Investors relieved after retail sales and industrial output for June better than expected, even as Q2 economic growth slows to 6.2%

The deluge of Chinese data releases yesterday was keenly watched as indicators of the impact of May's re-escalation of trade tension with the US on China's economy.

That the figures either met or beat expectations saw investors relieved for the most part but contributed to a mixed session across Asia.

Singapore's Straits Times Index (STI) dropped 9.39 points or 0.3 per cent to close at 3,347.95 yesterday after spending most of the session hovering around Friday's closing.

Among markets in the Asia-Pacific, China and Hong Kong closed higher while Australia, Malaysia and South Korea finished in negative territory. Japan markets were closed yesterday for Marine Day and will resume trading today.

Sentiment has been choppy to say the least, with worries over US-China trade relations and the global economic slowdown a constant play on investors' minds.

The effect of which, as Vanguard markets managing partner Stephen Innes put it, has meant that "every time we are faced with a major economic number, it comes as a huge sigh of relief even when the print comes out as expected".

Yesterday, China's gross domestic product (GDP) decelerated to 6.2 per cent in the second quarter from the same period a year ago, despite Beijing's stimulus efforts.

Mr Tom Rafferty, the Economist Intelligence Unit's China principal economist, said: "With GDP growth dipping towards the government's 6 per cent floor, government policy will remain pro-growth over the remainder of this year and into 2020. This will make subsequent policy tightening all the more challenging."

But Mr Rafferty added that there were bright spots from yesterday's data dump where China's consumer sector saw "retail sales (in June) helped by the recovery of car sales from a one-year period of contraction".

June industrial output also beat expectations.

In Singapore, trading volume clocked in at 1.37 billion securities, 15 per cent over the daily average in the first six months of this year. Total turnover came to $875.59 million, 82 per cent of the January-to-June daily average.

Across the broader market, decliners beat advancers 217 to 200. The benchmark index had 14 of the STI's 30 components closing in the red.

Thai Beverage, down two cents or 2.3 per cent lower to 84.5 cents, was the benchmark index's most traded stock with 34.6 million shares changing hands. The food and beverage player's shares saw heavier-than-usual trading after news reports emerged that Anheuser-Busch InBev (AB InBev) had cancelled the listing of its Asia-Pacific unit in Hong Kong, with market watchers saying that AB InBev priced the listing too high.

"If AB InBev's Asia-Pacific does end up pulling through to list in the region, it may act as a re-rating catalyst for ThaiBev," a trader told The Business Times.

The local banks returned from the weekend higher. DBS Group Holdings was $0.12 or 0.5 per cent higher at $25.90, OCBC Bank edged up $0.01 or 0.1 per cent to $11.52 and United Overseas Bank finished at $26.56, up $0.03 or 0.1 per cent.

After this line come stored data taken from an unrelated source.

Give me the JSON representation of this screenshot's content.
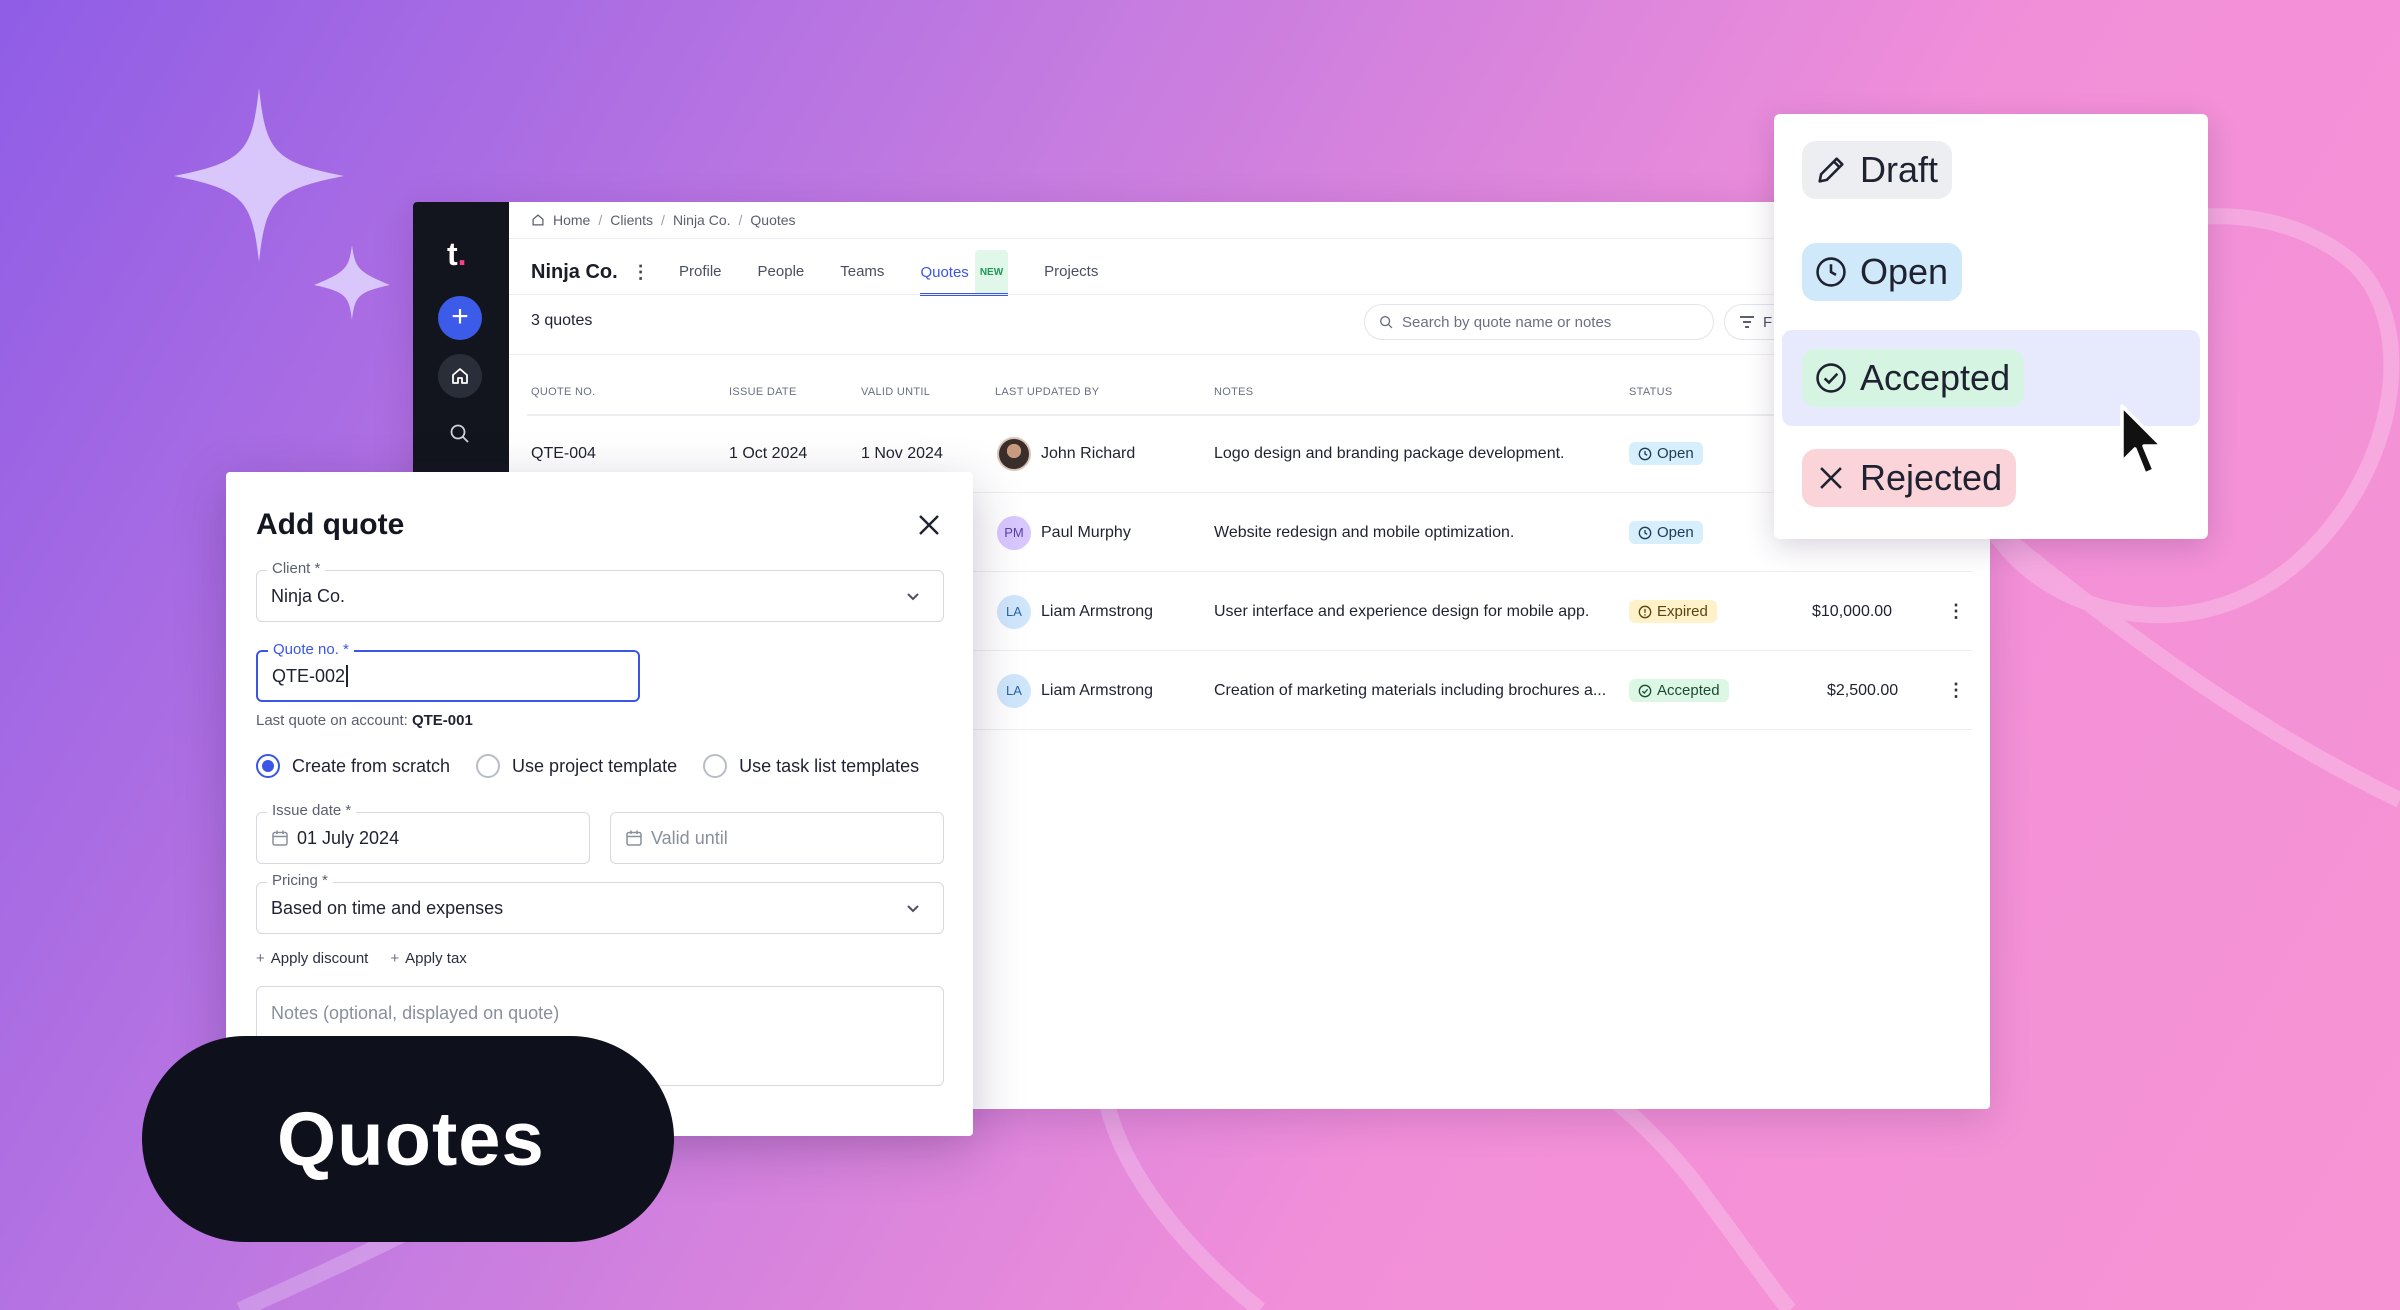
{
  "brand": {
    "logo_letter": "t",
    "logo_dot": "."
  },
  "breadcrumb": [
    "Home",
    "Clients",
    "Ninja Co.",
    "Quotes"
  ],
  "page": {
    "company": "Ninja Co."
  },
  "tabs": [
    {
      "label": "Profile"
    },
    {
      "label": "People"
    },
    {
      "label": "Teams"
    },
    {
      "label": "Quotes",
      "badge": "NEW",
      "active": true
    },
    {
      "label": "Projects"
    }
  ],
  "toolbar": {
    "count": "3 quotes",
    "search_placeholder": "Search by quote name or notes",
    "filter_label": "F"
  },
  "table": {
    "headers": [
      "QUOTE NO.",
      "ISSUE DATE",
      "VALID UNTIL",
      "LAST UPDATED BY",
      "NOTES",
      "STATUS"
    ],
    "rows": [
      {
        "quote_no": "QTE-004",
        "issue_date": "1 Oct 2024",
        "valid_until": "1 Nov 2024",
        "avatar": "",
        "updated_by": "John Richard",
        "notes": "Logo design and branding package development.",
        "status": "Open",
        "amount": ""
      },
      {
        "quote_no": "",
        "issue_date": "",
        "valid_until": "",
        "avatar": "PM",
        "updated_by": "Paul Murphy",
        "notes": "Website redesign and mobile optimization.",
        "status": "Open",
        "amount": ""
      },
      {
        "quote_no": "",
        "issue_date": "",
        "valid_until": "",
        "avatar": "LA",
        "updated_by": "Liam Armstrong",
        "notes": "User interface and experience design for mobile app.",
        "status": "Expired",
        "amount": "$10,000.00"
      },
      {
        "quote_no": "",
        "issue_date": "",
        "valid_until": "",
        "avatar": "LA",
        "updated_by": "Liam Armstrong",
        "notes": "Creation of marketing materials including brochures a...",
        "status": "Accepted",
        "amount": "$2,500.00"
      }
    ]
  },
  "status_menu": {
    "items": [
      {
        "label": "Draft",
        "icon": "pencil-icon"
      },
      {
        "label": "Open",
        "icon": "clock-icon"
      },
      {
        "label": "Accepted",
        "icon": "check-circle-icon",
        "hovered": true
      },
      {
        "label": "Rejected",
        "icon": "x-icon"
      }
    ]
  },
  "modal": {
    "title": "Add quote",
    "client_label": "Client *",
    "client_value": "Ninja Co.",
    "quote_no_label": "Quote no. *",
    "quote_no_value": "QTE-002",
    "hint_prefix": "Last quote on account:",
    "hint_value": "QTE-001",
    "radios": [
      {
        "label": "Create from scratch",
        "checked": true
      },
      {
        "label": "Use project template",
        "checked": false
      },
      {
        "label": "Use task list templates",
        "checked": false
      }
    ],
    "issue_date_label": "Issue date *",
    "issue_date_value": "01 July 2024",
    "valid_until_placeholder": "Valid until",
    "pricing_label": "Pricing *",
    "pricing_value": "Based on time and expenses",
    "apply_discount": "Apply discount",
    "apply_tax": "Apply tax",
    "notes_placeholder": "Notes (optional, displayed on quote)"
  },
  "feature_label": "Quotes",
  "colors": {
    "accent": "#3b55e6",
    "rail": "#12151d",
    "label_bg": "#0e111c"
  }
}
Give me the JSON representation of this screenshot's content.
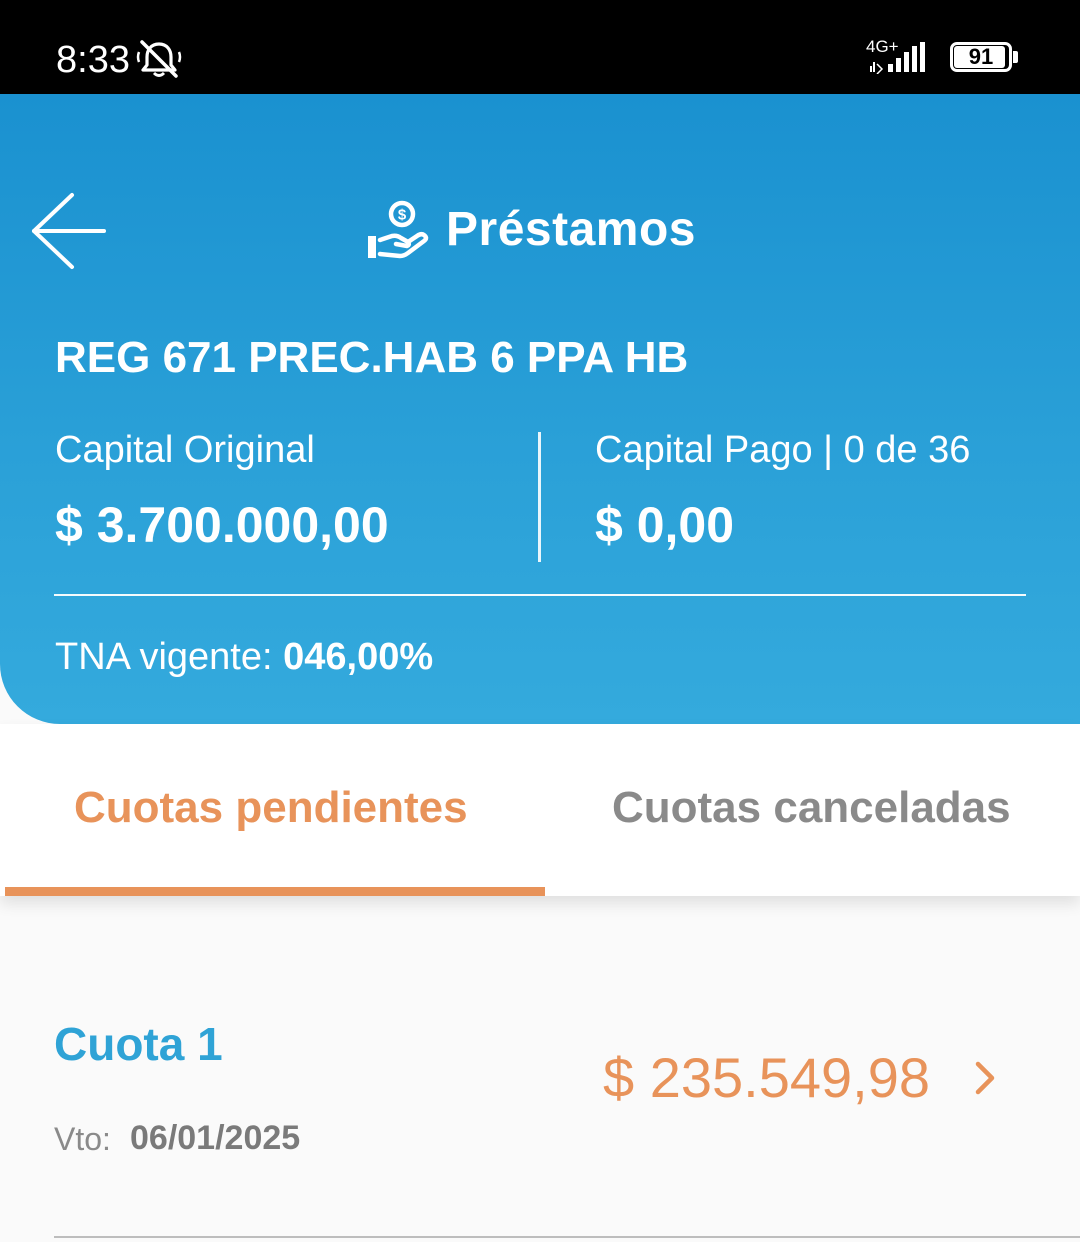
{
  "status_bar": {
    "time": "8:33",
    "network": "4G+",
    "battery": "91",
    "icons": [
      "bell-off-icon",
      "signal-icon",
      "battery-icon"
    ]
  },
  "header": {
    "title": "Préstamos",
    "back_icon": "arrow-left-icon",
    "title_icon": "hand-money-icon"
  },
  "loan": {
    "name": "REG 671 PREC.HAB 6 PPA HB",
    "capital_original_label": "Capital Original",
    "capital_original_value": "$ 3.700.000,00",
    "capital_pago_label": "Capital Pago | 0 de 36",
    "capital_pago_value": "$ 0,00",
    "tna_label": "TNA vigente:",
    "tna_value": "046,00%"
  },
  "tabs": [
    {
      "label": "Cuotas pendientes",
      "active": true
    },
    {
      "label": "Cuotas canceladas",
      "active": false
    }
  ],
  "installments": [
    {
      "title": "Cuota 1",
      "due_label": "Vto:",
      "due_date": "06/01/2025",
      "amount": "$ 235.549,98",
      "icon": "chevron-right-icon"
    }
  ],
  "colors": {
    "header_blue": "#1a91d0",
    "accent_orange": "#e8935a",
    "title_blue": "#2fa3d6",
    "muted_gray": "#8a8a8a"
  }
}
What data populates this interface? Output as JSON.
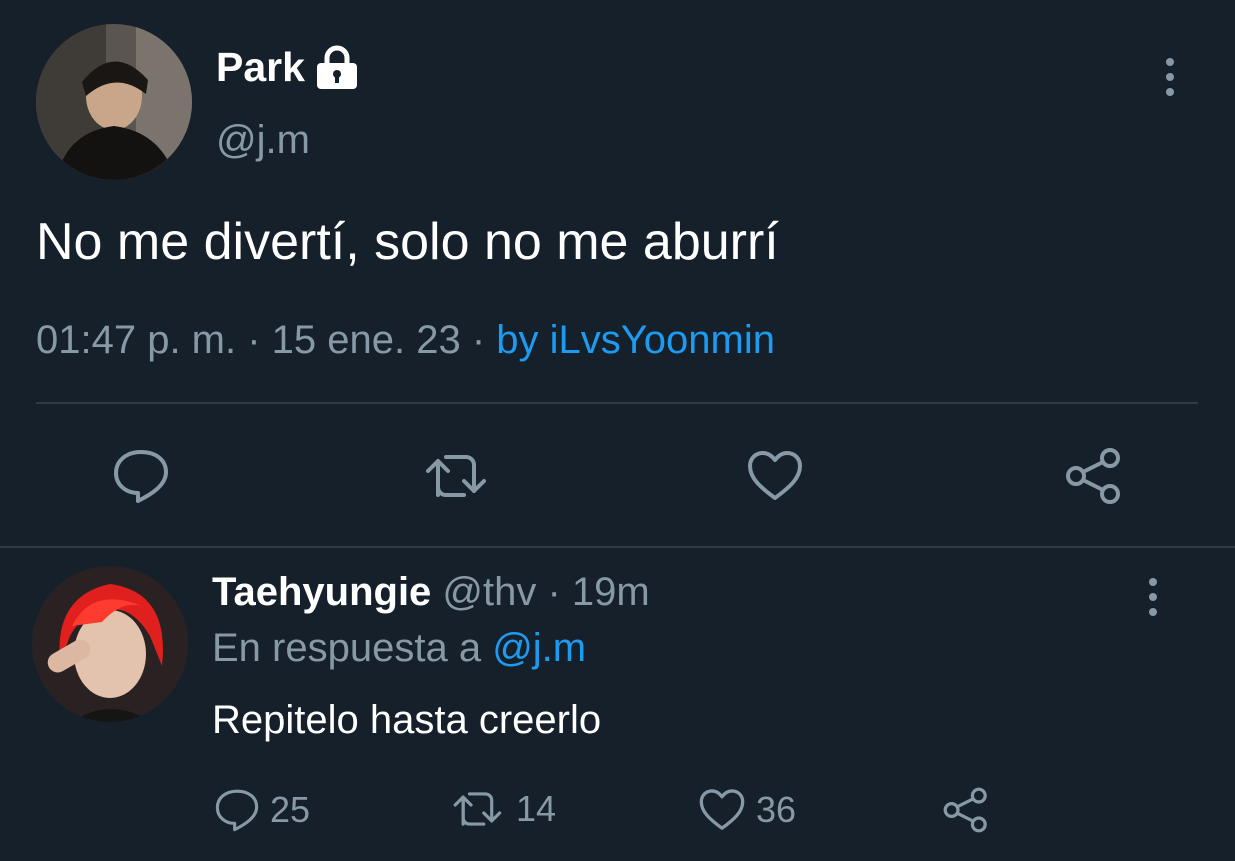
{
  "tweet": {
    "display_name": "Park",
    "handle": "@j.m",
    "text": "No me divertí, solo no me aburrí",
    "meta_time_date": "01:47 p. m. · 15 ene. 23 ·",
    "meta_source": "by iLvsYoonmin"
  },
  "reply": {
    "display_name": "Taehyungie",
    "handle_time": "@thv · 19m",
    "reply_to_prefix": "En respuesta a",
    "reply_to_handle": "@j.m",
    "text": "Repitelo hasta creerlo",
    "counts": {
      "replies": "25",
      "retweets": "14",
      "likes": "36"
    }
  },
  "colors": {
    "background": "#15202b",
    "muted": "#8899a6",
    "link": "#1d9bf0",
    "divider": "#2f3b47"
  },
  "icons": [
    "lock-icon",
    "more-icon",
    "reply-icon",
    "retweet-icon",
    "like-icon",
    "share-icon"
  ]
}
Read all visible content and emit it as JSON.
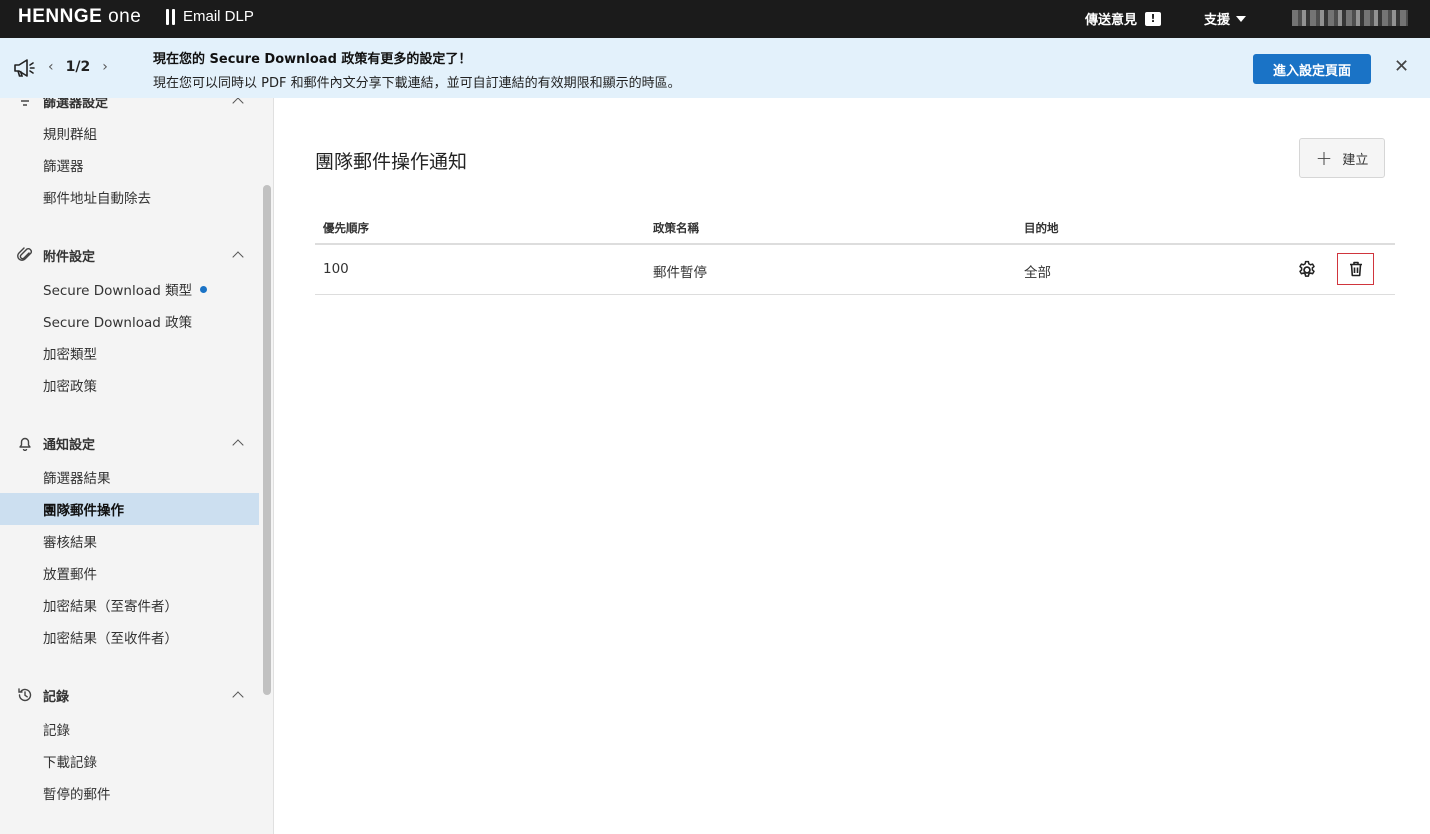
{
  "topbar": {
    "logo_main": "HENNGE",
    "logo_sub": "one",
    "product": "Email DLP",
    "feedback_label": "傳送意見",
    "support_label": "支援"
  },
  "banner": {
    "pager": "1/2",
    "title": "現在您的 Secure Download 政策有更多的設定了！",
    "description": "現在您可以同時以 PDF 和郵件內文分享下載連結，並可自訂連結的有效期限和顯示的時區。",
    "button_label": "進入設定頁面"
  },
  "sidebar": {
    "filter_section": {
      "label": "篩選器設定",
      "items": [
        "規則群組",
        "篩選器",
        "郵件地址自動除去"
      ]
    },
    "attachment_section": {
      "label": "附件設定",
      "items": [
        "Secure Download 類型",
        "Secure Download 政策",
        "加密類型",
        "加密政策"
      ]
    },
    "notify_section": {
      "label": "通知設定",
      "items": [
        "篩選器結果",
        "團隊郵件操作",
        "審核結果",
        "放置郵件",
        "加密結果（至寄件者）",
        "加密結果（至收件者）"
      ]
    },
    "log_section": {
      "label": "記錄",
      "items": [
        "記錄",
        "下載記錄",
        "暫停的郵件"
      ]
    }
  },
  "main": {
    "title": "團隊郵件操作通知",
    "create_label": "建立",
    "table": {
      "headers": [
        "優先順序",
        "政策名稱",
        "目的地"
      ],
      "rows": [
        {
          "priority": "100",
          "policy": "郵件暫停",
          "destination": "全部"
        }
      ]
    }
  },
  "colors": {
    "topbar_bg": "#1b1b1b",
    "banner_bg": "#e3f1fb",
    "primary": "#1a73c6",
    "active_item_bg": "#ccdff0",
    "delete_outline": "#d0353d"
  }
}
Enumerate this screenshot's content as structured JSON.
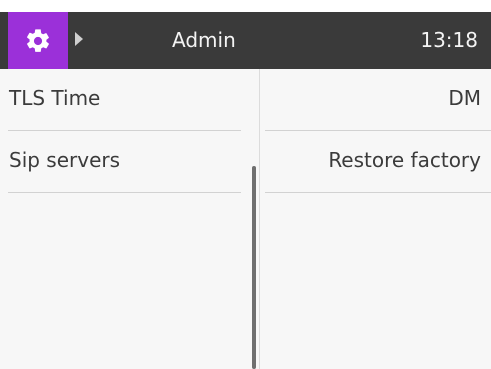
{
  "header": {
    "title": "Admin",
    "time": "13:18",
    "settings_icon": "gear-icon",
    "arrow_icon": "triangle-right-icon",
    "accent_color": "#9b30d9",
    "bar_color": "#3a3a3a"
  },
  "menu": {
    "left": [
      {
        "label": "TLS Time"
      },
      {
        "label": "Sip servers"
      }
    ],
    "right": [
      {
        "label": "DM"
      },
      {
        "label": "Restore factory"
      }
    ]
  }
}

IG market strategist Pan Jingyi noted that DBS, which has a sizeable exposure to the Chinese market, saw its counter performance pick up in the late session after the better-than-expected industrial and retail data in China were released.

In the session after releasing its third-quarter results, shares in Singapore Press Holdings fell $0.17 or 6.8 per cent lower to $2.32.

On Friday after market close, the media and property group posted a 44.1 per cent drop in net profit to $26.2 million for the period ended May 31, despite a marginal decline in operating revenue.